If Oscar De La Hoya ever decides to make a full-fledged ring return, he’ll make sure that his corner includes a familiar face: his former trainer, Floyd Mayweather Sr.
“The only person that comes to mind [to train me], the only person that I would ask humbly is Floyd Mayweather Sr.,” De La Hoya, the 47-year-old head Golden Boy Promotions, said on the recent SI Boxing Podcast.
De La Hoya (39-6, 30 KOs) and Mayweather Sr., the father of Floyd Mayweather Jr., famously worked together from late 2000 to 2006 and briefly in 2007. The former multiple-weight titleholder has often expressed his fondness for his old trainer, going so far as to say that he was the best trainer he ever had. Only Mayweather Sr., De La Hoya says, can truly keep him disciplined and whip him into shape for a boxing comeback. After all, his intentions are to engage in a real fight, not just a low-grade exhibition, against a legitimate opponent.

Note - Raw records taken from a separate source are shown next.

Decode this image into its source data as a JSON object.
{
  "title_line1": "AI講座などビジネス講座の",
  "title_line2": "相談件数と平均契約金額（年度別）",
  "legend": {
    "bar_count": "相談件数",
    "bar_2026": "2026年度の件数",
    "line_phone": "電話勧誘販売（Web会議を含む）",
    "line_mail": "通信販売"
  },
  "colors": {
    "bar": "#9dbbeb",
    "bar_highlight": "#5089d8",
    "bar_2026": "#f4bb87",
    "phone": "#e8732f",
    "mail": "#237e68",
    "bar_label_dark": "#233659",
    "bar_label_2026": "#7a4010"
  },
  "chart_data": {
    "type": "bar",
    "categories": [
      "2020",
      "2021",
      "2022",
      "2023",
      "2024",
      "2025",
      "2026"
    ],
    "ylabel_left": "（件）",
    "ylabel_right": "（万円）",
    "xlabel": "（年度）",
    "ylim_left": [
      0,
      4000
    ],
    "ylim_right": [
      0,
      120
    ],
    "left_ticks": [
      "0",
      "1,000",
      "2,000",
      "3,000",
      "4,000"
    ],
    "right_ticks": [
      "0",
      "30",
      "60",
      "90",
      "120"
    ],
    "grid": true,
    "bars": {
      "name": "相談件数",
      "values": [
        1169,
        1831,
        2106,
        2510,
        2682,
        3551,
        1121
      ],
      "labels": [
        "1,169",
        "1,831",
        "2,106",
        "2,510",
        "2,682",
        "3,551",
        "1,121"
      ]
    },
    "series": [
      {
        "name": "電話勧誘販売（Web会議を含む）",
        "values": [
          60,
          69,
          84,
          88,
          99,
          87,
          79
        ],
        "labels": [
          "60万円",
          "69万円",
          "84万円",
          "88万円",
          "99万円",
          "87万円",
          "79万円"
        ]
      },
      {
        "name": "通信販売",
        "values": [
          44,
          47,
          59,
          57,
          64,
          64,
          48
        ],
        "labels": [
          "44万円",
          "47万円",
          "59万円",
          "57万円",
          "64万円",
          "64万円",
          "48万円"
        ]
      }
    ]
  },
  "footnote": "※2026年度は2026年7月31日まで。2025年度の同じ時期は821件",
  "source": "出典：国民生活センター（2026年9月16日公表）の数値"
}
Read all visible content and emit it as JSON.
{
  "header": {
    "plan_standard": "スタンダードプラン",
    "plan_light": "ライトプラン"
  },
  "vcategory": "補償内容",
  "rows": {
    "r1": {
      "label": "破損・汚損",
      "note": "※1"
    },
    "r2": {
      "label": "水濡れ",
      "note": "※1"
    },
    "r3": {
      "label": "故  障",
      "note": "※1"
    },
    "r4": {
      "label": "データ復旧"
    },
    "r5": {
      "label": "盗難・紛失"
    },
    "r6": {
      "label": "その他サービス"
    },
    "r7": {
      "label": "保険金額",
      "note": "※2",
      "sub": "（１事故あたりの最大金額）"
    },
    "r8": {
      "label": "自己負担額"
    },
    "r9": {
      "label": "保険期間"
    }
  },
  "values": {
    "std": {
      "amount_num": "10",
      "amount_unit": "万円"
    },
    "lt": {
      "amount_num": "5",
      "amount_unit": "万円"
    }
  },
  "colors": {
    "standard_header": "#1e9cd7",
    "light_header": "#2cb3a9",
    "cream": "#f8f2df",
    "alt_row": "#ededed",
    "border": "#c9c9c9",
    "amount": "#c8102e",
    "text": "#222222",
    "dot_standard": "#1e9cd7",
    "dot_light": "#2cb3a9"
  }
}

“Floyd Mayweather Sr. is the only trainer that can tell me to wake up at 5 in the morning,” De La Hoya said. “He’s the only trainer who can push my buttons and make me work hard and smart. So I would actually go to him and humbly ask him to do a favor for me.”

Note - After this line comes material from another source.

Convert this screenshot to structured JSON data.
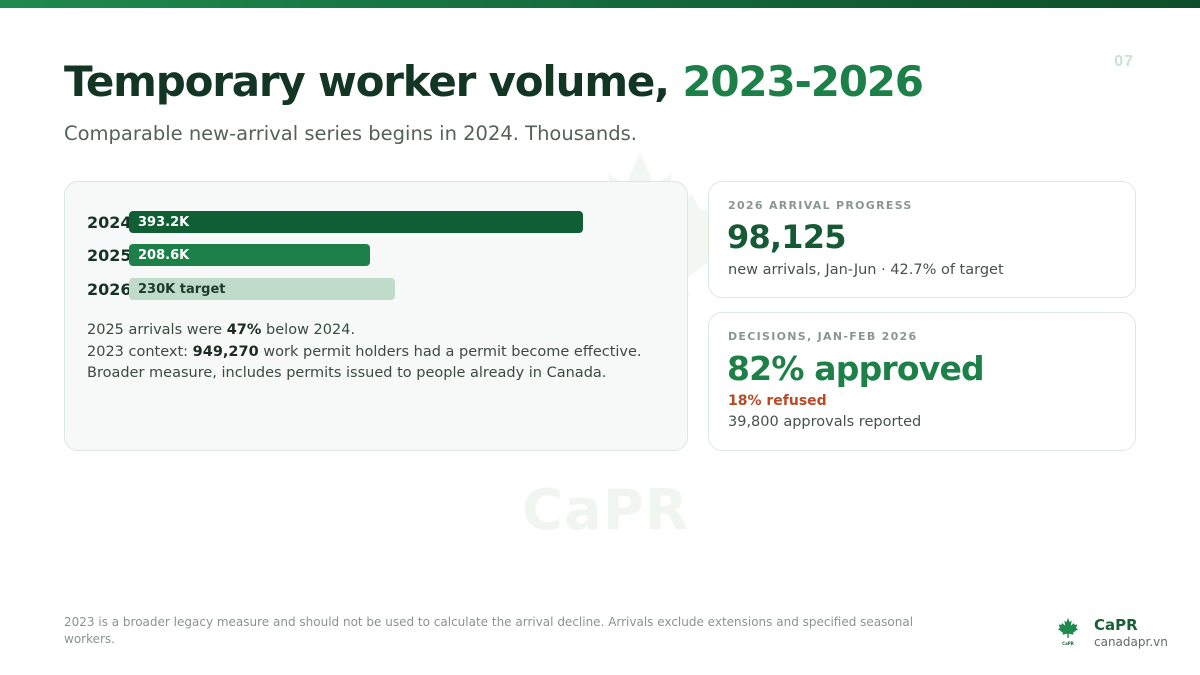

Currently, De La Hoya says he is working with a “small team” in Pasadena that monitors his body as he conducts his daily runs and other workouts.
“They’re making sure that all the fibers and muscles and tendons stay strong in order to take it up to the next level,” he said. “And that next level is starting my boxing camp. A serious boxing camp…it’s two or three levels that I have to get by and then step it up a notch and that notch is ultimately is sparring with big time fighters. Fighters who have experience, fighters who are championship caliber.”
De La Hoya’s comments arrive at a time as boxing tries to shakes itself out of a stasis imposed by the Covid-19 pandemic. His company is set to produce its first live boxing show during the pandemic in Indio, Calif. on July 24 featuring Vergil Ortiz in the main event against Samuel Vargas.
That’s one kind of resurgence. As far as his personal comeback goes, De La Hoya’s offered a loose timetable.
“By September, I’m hoping to spar 12 rounds on a regular basis,” he said. “By that time I do want to make that decision of fighting the first quarter of next year.”
He’s confident – despite the wear-and tear, the age, the inactivity – that he can be competitive in today’s landscape.
“I can do some damage to a few fighters out there,” De La Hoya said. “Skill is involved obviously. My power, you never lose power. Maybe my timing will be off a little, but that’s something I have to figure out when Im out there. There’s a lot of thing that come into play, but I strong feel that I can do it.”